Median OS was 19.77 months, 12.95 months, and 13.37 months for patients with a low, intermediate, and high baseline GTV1 before RT, respectively. Moreover, the median OS was 14.47 months, 13.42 months, and 14.37 months for patients with a high, intermediate, and low GTV2, respectively, before the initiation of boost RT. The respective HR values can be found in Tables 3 and 4. For patients treated with durvalumab, the pretreatment GTV had no significant association with OS (HR = 1.01, 95% CI 0.97–1.04; p = 0.46). In contrast, the absolute volume change between GTV1 and GTV2 was significantly correlated with OS, with an HR of 0.96 per millimeter (95% CI 0.91–1.04; p = 0.03) for patients treated with durvalumab. To adjust for a potential immortal time bias, we set 42 days as the landmark based on the latest administration of durvalumab in the PACIFIC trial [15]; the resulting HR was 0.96 (0.92–0.99; p = 0.031).

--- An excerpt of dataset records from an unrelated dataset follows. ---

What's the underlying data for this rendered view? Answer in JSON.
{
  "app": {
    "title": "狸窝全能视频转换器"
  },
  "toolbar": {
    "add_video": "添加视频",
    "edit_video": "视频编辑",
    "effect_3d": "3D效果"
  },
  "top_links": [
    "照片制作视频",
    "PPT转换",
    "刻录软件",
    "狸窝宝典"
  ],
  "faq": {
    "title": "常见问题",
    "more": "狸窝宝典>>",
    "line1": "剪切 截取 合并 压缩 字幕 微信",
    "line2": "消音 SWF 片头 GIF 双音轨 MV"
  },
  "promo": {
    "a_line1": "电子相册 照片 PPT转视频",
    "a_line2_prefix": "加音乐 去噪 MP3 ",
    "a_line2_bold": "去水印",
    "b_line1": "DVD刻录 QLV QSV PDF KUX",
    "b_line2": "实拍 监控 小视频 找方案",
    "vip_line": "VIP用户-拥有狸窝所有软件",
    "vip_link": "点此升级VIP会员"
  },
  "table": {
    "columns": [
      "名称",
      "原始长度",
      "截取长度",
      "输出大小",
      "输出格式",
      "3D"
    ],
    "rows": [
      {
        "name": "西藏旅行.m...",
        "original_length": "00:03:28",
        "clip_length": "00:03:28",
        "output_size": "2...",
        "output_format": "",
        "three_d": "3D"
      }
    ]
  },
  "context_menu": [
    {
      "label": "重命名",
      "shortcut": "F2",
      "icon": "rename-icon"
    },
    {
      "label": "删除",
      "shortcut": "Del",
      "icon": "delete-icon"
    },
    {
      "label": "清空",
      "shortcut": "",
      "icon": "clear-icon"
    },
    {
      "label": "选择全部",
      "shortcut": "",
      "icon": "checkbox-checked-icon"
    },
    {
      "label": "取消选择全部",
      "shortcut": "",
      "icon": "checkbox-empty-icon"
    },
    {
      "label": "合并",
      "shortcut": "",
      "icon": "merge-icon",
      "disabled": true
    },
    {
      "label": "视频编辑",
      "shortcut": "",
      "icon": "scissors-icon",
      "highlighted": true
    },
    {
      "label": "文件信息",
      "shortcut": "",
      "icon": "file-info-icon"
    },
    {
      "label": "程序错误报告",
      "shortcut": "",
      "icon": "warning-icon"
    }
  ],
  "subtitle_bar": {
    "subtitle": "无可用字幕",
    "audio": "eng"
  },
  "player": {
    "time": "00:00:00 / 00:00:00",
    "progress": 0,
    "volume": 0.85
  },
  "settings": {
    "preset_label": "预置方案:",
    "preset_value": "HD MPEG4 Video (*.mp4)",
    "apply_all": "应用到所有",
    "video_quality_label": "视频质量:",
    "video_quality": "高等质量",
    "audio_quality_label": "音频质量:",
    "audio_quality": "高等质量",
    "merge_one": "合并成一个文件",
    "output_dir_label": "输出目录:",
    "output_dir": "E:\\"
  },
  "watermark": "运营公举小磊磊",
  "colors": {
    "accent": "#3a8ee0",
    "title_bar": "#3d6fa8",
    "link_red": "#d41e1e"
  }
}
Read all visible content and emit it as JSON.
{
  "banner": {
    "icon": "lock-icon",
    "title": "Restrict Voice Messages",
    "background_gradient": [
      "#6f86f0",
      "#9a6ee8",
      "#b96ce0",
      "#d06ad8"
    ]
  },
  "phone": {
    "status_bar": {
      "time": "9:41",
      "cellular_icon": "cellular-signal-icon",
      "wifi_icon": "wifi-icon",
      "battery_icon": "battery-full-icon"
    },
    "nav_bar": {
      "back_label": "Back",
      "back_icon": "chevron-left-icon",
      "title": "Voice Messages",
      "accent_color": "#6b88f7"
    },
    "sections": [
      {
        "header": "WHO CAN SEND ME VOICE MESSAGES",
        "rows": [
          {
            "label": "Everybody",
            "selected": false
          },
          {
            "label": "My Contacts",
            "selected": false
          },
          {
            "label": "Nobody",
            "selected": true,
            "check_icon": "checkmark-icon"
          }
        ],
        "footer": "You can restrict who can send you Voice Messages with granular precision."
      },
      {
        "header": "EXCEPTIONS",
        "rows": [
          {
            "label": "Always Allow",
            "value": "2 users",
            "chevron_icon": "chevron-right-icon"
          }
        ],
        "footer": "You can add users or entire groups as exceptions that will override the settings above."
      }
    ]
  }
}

Figure 3 shows the overall survival of patients grouped into patients with a high, intermediate, and low absolute tumor volume reduction. The groups were formed according to the first and third quantile. Figures 4 and 5 display the Kaplan–Meier curves for high, intermediate, and low absolute volumes of GTV1 and GTV2 of the durvalumab subgroup. Figure 6 presents the Kaplan–Meier plot for the absolute changes between the two volumes, categorized as high, intermediate, and low for patients treated with durvalumab.

Kaplan–Meier plot of OS according to absolute GTV difference quantiles before radiotherapy of the durvalumab subgroup. High, intermediate, and low GTV differences referring to the 25% and 75% quantiles

Kaplan–Meier plot of OS according to absolute GTV1 before radiotherapy of the durvalumab subgroup. High, intermediate, and low GTV1 referring to the 25% and 75% quantiles

Kaplan–Meier plot of OS according to absolute GTV2 before radiotherapy boost of the durvalumab subgroup. High, intermediate, and low GTV2 referring to the 25% and 75% quantiles

Kaplan–Meier plot of OS according to relative GTV change during radiotherapy (from GTV1 to GTV 2) of the durvalumab subgroup. Low, intermediate, and high GTV decrease referring to the 25 and 75% quantiles

The HRs regarding administered radiation dose, histology, and grading can be found in Tables 3 and 4, respectively.

In short, UICC stage, age at onset, pulmonary comorbidities, and smoking status were not found to be prognostic factors in terms of survival. Only durvalumab treatment was significantly associated with improved OS, with an HR of 0.454 (95% CI 0.209–0.990; p = 0.047). All results of our Cox regression analysis can be found in Tables 3 and 4.

We performed an additional patterns-of-failure analysis to examine the distribution of recurrences in all patients and specifically in those treated with durvalumab. Among all patients, 25 experienced local recurrence, 3 had regional recurrence, and 29 developed distant metastases (Table 5). In the durvalumab-treated group, 9 local recurrences, 1 regional recurrence, and 17 distant metastases were observed (Fig. 6). To illustrate the relationship between intrathoracic progression and distant progression with OS, we computed Kaplan–Maier curves. These Kaplan–Maier curves can be found in the supplement section (figures S4 and S5).